Au sein du système des Nations Unies, l’UNESCO remplit son rôle d’agence spécialisée pour la culture (du patrimoine aux arts et à la créativité) et l’éducation (de l’éducation formelle et non formelle à l’EFTP et à l’apprentissage tout au long de la vie) en faisant progresser la coopération internationale et en aidant ses 193 États membres à mettre en œuvre des mesures politiques dans ces domaines, mesures fermement ancrées dans la promotion des droits de l’homme et du développement durable. Ceci, en plus de son rôle de laboratoire international d’idées et de plateforme de dialogue, signifie que l’UNESCO peut impliquer un large éventail de partenaires pour aborder les questions transversales auxquelles sont confrontés ses États membres, et contribue à construire la paix par le renforcement des capacités, des conseils politiques, le partage des connaissances et des outils opérationnels. Tandis qu’un certain nombre de processus sont déjà en cours, renforçant le rôle de l’éducation culturelle et artistique, ainsi que le rôle de l’éducation dans la sécurisation des progrès dans les droits humains, MONDIACULT 2022 est une excellente occasion d’élargir la réflexion et d’approfondir le dialogue sur le lien crucial entre culture et éducation, qui est le cœur de notre développement humain.

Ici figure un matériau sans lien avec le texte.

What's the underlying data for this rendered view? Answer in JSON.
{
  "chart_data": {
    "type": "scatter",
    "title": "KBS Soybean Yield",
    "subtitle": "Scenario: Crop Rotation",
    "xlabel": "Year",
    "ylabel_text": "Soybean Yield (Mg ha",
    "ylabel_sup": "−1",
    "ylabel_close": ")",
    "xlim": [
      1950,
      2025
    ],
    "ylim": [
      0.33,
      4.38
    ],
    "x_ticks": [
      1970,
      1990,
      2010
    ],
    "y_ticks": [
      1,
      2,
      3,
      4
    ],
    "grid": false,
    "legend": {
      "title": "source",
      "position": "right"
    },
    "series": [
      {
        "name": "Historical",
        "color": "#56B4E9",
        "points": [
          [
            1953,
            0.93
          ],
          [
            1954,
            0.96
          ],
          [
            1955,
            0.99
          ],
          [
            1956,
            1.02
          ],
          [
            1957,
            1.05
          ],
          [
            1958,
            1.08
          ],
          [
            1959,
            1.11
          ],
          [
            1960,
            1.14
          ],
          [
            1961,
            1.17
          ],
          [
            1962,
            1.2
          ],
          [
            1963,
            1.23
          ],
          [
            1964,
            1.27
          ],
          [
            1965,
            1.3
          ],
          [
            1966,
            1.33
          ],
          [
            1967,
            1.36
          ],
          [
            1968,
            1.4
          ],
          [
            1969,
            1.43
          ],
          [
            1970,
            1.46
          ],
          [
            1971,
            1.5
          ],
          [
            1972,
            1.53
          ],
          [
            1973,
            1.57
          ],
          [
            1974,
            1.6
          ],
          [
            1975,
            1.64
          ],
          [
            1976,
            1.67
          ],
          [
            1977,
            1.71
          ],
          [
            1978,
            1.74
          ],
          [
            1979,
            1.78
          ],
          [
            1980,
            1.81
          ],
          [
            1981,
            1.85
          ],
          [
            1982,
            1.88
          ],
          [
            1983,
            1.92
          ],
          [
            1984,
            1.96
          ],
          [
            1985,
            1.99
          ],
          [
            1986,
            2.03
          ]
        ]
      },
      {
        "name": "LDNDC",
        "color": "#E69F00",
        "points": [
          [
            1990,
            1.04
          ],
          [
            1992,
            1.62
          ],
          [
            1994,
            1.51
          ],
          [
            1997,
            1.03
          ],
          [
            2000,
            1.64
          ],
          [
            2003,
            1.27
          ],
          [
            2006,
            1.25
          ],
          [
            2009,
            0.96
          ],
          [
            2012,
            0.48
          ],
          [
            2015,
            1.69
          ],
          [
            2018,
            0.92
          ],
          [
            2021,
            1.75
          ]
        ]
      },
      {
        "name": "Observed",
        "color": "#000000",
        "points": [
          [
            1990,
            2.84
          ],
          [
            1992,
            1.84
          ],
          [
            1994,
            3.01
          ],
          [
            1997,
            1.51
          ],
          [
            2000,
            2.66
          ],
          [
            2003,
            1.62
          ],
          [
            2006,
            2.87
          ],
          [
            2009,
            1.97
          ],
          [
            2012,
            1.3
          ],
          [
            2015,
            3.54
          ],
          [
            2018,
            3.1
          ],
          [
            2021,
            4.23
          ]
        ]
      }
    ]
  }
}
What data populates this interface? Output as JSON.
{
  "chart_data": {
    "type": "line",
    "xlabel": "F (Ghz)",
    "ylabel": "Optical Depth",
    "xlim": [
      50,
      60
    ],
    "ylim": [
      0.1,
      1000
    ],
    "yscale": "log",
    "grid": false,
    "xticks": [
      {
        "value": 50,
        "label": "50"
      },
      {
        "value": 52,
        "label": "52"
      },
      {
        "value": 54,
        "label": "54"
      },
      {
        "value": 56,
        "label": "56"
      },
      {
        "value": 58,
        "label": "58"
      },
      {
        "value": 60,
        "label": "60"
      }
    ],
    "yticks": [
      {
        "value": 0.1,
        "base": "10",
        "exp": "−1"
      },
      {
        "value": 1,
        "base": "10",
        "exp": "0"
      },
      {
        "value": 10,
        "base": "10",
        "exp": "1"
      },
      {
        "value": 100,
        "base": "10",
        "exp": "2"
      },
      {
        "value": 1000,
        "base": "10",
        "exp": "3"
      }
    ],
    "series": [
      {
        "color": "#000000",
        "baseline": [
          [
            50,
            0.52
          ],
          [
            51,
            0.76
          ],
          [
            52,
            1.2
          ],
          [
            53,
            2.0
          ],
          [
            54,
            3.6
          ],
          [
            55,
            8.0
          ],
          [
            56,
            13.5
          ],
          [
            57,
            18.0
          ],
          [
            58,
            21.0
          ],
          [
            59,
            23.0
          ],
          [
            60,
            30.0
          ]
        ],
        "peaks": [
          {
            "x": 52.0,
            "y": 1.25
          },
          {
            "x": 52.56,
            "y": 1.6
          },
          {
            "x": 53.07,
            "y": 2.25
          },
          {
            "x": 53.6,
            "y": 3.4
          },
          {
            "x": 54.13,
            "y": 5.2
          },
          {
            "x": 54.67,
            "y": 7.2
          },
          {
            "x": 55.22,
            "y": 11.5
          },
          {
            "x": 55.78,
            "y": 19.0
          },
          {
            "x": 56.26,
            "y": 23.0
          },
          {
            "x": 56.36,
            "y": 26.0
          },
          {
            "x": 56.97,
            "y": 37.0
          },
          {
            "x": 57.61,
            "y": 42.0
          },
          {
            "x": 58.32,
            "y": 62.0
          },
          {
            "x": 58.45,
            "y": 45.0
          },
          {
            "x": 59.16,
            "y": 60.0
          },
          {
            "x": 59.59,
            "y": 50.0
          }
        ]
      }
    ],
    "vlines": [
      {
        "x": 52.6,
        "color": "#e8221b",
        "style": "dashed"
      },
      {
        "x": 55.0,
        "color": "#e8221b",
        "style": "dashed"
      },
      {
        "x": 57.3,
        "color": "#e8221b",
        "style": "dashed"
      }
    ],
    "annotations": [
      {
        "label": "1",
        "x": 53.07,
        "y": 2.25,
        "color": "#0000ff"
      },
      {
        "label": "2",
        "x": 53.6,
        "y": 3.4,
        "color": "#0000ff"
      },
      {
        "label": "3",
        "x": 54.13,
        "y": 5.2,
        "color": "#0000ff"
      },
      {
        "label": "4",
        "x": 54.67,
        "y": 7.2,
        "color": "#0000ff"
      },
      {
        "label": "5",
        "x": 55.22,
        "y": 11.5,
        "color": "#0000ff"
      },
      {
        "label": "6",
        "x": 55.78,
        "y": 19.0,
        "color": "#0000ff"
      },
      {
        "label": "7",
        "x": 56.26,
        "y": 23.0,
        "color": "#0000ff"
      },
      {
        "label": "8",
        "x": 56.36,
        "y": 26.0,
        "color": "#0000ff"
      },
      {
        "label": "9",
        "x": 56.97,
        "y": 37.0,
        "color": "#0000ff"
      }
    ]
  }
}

ResiliArt for MONDIACULT 2022

ResiliArt a été lancé par l’UNESCO en avril 2020 en tant que mouvement mondial visant à mettre en avant la résilience et les préoccupations des artistes et des professionnels de la culture face à la crise du COVID-19 à travers des débats virtuels, organisés de manière indépendante. À l’approche du MONDIACULT 2022, le mouvement ResiliArt a évolué, invitant les communautés culturelles et créatives, les dirigeants et les penseurs à réfléchir profondément à l’état actuel de la culture. Les recommandations, données et résultats des débats ResiliArt x MONDIACULT 2022 sont rassemblés dans une enquête en ligne et analysés par l’UNESCO pour éclairer les discussions de haut niveau en identifiant les besoins, lacunes et opportunités sur le terrain. Tous les débats sont organisés indépendamment et les opinions exprimées sont celles des organisateurs et des participants.